Un piano aziendale davvero efficace, però, non si esaurisce nell’aspetto economico. Serve un regolamento interno, anche se non obbligatorio, che definisca accesso, condizioni, durata, revoca e monitoraggio per impedire che il benefit si trasformi in uso aziendale o in diritto quesito, con conseguente incorporazione nella retribuzione ordinaria. Serve attenzione al GDPR, perché il welfare implica spesso dati sanitari, familiari, reddituali e l’utilizzo di piattaforme esterne. E serve il rispetto dei principi cardine del diritto del lavoro: il welfare non può sostituire la retribuzione proporzionata e sufficiente ex art. 36 Cost., né compensare demansionamenti in violazione dell’art. 2103 c.c., né essere usato come scorciatoia per eludere obblighi di sicurezza e tutela della salute psicofisica previsti dal D.Lgs. 81/2008.
Il punto più interessante, dal punto di vista professionale, è che welfare e retribuzione partecipativa hanno un effetto deflattivo sul contenzioso. Dove i lavoratori percepiscono equità, riconoscimento, trasparenza e possibilità di condivisione dei risultati, diminuiscono cause per differenze retributive, licenziamenti, mobbing o demansionamento. Si riduce il turnover, migliorano le relazioni industriali e si rafforza quella fiducia organizzativa che nessuna norma può imporre ma che ogni giudice del lavoro riconosce come sintomo di buona gestione.

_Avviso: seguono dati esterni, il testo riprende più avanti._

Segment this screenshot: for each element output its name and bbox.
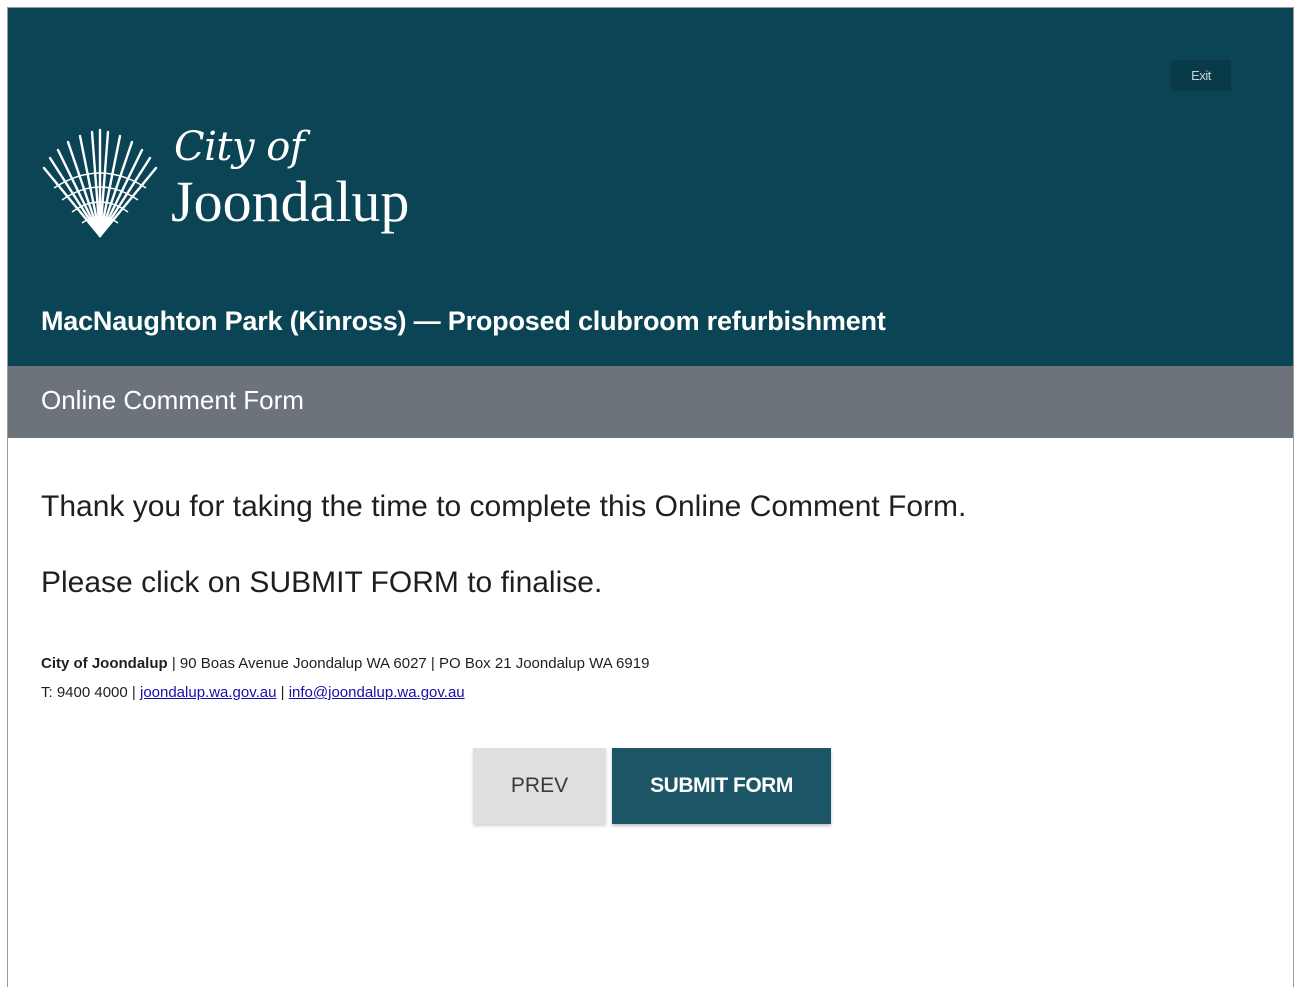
thank-you-message: Thank you for taking the time to complet… — [41, 490, 967, 523]
city-of-joondalup-logo: City of Joondalup — [40, 124, 460, 244]
prev-button[interactable]: PREV — [473, 748, 606, 824]
logo-fan-icon — [42, 128, 158, 238]
footer-address: City of Joondalup | 90 Boas Avenue Joond… — [41, 655, 649, 672]
form-frame: Exit City of Joondalup MacNaughton Park … — [7, 7, 1294, 987]
submit-instruction: Please click on SUBMIT FORM to finalise. — [41, 566, 603, 599]
logo-joondalup-text: Joondalup — [171, 169, 410, 234]
header-banner: Exit City of Joondalup MacNaughton Park … — [8, 8, 1293, 366]
logo-city-of-text: City of — [174, 124, 305, 170]
exit-button[interactable]: Exit — [1171, 60, 1231, 91]
footer-address-text: | 90 Boas Avenue Joondalup WA 6027 | PO … — [167, 655, 650, 672]
footer-phone: T: 9400 4000 | — [41, 684, 140, 701]
footer-contact: T: 9400 4000 | joondalup.wa.gov.au | inf… — [41, 684, 465, 701]
submit-form-button[interactable]: SUBMIT FORM — [612, 748, 831, 824]
form-title: Online Comment Form — [41, 385, 304, 415]
project-title: MacNaughton Park (Kinross) — Proposed cl… — [41, 306, 886, 336]
email-link[interactable]: info@joondalup.wa.gov.au — [289, 684, 465, 701]
website-link[interactable]: joondalup.wa.gov.au — [140, 684, 277, 701]
footer-separator: | — [276, 684, 289, 701]
footer-org-name: City of Joondalup — [41, 655, 168, 672]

Le PMI italiane, spesso radicate nei territori e caratterizzate da rapporti interpersonali stretti, hanno una straordinaria opportunità: trasformare il welfare in politica retributiva strutturale, non accessoria, facendo del diritto del lavoro la base che rende il modello stabile, verificabile e replicabile. Non basta distribuire utili o offrire benefit: occorre progettare, negoziare, documentare, monitorare. Quando questo accade, la retribuzione non è più solo prezzo della prestazione, ma espressione di appartenenza. E a quel punto, davvero, il capitale umano cessa di essere una formula da bilancio e diventa il cuore competitivo dell’impresa.